The one-time Iraqi soldier fled his homeland a decade ago, and lived in Lebanon and Cyprus before settling with some 10,000 other Iraqi refugees in Dearborn. When his Marine unit crossed the demilitarized zone between Kuwait and Iraq several days ago, it was a moment of pure joy.

"I kissed the dust," he said.

Paul Wolfowitz, deputy secretary for the Department of Defense, personally recruited Dearborn Shiites in late February to join the fight in Iraq.

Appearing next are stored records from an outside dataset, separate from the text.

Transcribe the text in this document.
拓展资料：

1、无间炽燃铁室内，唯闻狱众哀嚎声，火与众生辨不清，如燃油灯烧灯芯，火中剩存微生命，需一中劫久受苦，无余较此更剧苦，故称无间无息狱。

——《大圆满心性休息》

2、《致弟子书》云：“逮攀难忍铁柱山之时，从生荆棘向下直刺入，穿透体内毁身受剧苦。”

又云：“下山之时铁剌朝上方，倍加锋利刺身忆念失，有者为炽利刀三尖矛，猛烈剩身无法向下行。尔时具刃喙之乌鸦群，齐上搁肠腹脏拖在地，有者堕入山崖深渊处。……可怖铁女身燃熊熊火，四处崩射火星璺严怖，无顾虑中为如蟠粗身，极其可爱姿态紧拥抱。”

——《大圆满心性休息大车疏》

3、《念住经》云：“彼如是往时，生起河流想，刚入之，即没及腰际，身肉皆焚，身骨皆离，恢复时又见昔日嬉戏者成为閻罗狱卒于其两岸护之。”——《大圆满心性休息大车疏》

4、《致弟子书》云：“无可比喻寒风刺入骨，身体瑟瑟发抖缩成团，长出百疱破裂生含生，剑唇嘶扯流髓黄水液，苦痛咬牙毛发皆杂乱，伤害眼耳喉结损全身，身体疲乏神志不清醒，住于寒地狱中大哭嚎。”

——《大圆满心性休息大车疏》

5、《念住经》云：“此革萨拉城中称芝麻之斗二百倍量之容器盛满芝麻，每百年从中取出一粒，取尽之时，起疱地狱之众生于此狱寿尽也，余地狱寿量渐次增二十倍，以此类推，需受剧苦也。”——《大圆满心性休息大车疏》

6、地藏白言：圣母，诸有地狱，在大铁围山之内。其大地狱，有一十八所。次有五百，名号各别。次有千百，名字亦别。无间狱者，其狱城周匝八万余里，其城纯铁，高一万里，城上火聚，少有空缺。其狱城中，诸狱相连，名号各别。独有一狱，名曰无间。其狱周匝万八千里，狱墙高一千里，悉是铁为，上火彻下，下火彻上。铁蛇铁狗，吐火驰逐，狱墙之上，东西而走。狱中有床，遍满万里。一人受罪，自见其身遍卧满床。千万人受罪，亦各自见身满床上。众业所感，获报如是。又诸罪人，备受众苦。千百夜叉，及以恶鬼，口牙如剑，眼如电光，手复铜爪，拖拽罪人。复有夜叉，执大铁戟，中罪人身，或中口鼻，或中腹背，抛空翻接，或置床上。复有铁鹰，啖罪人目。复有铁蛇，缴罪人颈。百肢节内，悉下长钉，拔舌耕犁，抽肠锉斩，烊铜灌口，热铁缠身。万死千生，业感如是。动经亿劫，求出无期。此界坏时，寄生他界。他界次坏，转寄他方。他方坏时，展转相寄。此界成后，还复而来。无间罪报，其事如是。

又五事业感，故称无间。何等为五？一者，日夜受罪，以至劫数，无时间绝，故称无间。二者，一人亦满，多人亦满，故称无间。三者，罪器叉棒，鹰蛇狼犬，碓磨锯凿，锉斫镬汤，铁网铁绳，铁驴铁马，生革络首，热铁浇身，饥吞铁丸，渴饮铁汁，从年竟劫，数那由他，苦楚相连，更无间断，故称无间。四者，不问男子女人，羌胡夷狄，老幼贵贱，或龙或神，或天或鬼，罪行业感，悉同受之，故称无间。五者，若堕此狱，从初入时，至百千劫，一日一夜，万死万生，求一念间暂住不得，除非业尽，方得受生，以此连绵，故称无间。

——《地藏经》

By then, Arkawazi, a part-time truck driver in Detroit, already had been with Marines for two months, receiving military and interpreter training.

At Dearborn's New Yasmeen Bakery, brothers Fred and Frank Hattar, and their friend Edie Dalou, were pleased but hardly surprised by Arkawazi's fervor.

``Why wouldn't he be a patriotic volunteer?'' Fred Hattar said. ``America is his country too.''

``He's a brave man,'' Dalou said, as the others nodded.

``We should have gone in,'' Frank Hattar said. ``We had to do something; this is about oil and it's about freedom.''

On Sunday, Arkawazi looked every bit like a Marine in the standard-issue helmet, flak jacket and chemical suit, a Marlboro Light squeezed between his lips.

He doesn't carry a gun. His weapon is information.

"He's a hero in his own country," said Marine Maj. Mark Stainbrook, Arkawazi's commanding officer. "For us, he is part of our safety."

In three days of travel through sparsely populated Iraqi territory, Arkawazi interpreted for 40 Marine encounters with civilians. His job is to gather useful information and help keep civilians from U.S. troops on the move.

"All the people are happy to have us here," Arkawazi said, as his unit headed north toward a series of towns and cities that eventually lead to Baghdad. "Tomorrow will be better than today."

As Arkawazi prepared to pull out of a makeshift camp Sunday morning, other Marines guarded nearly 100 Iraqi prisoners of war. The POWs sat in tight circles, surrounded by barbed wire, below a highway overpass, as Marine tanks rumbled overhead. Some POWs sat barefoot, drinking bottled water, after they were searched.

Marines prevented a reporter from approaching the POWs.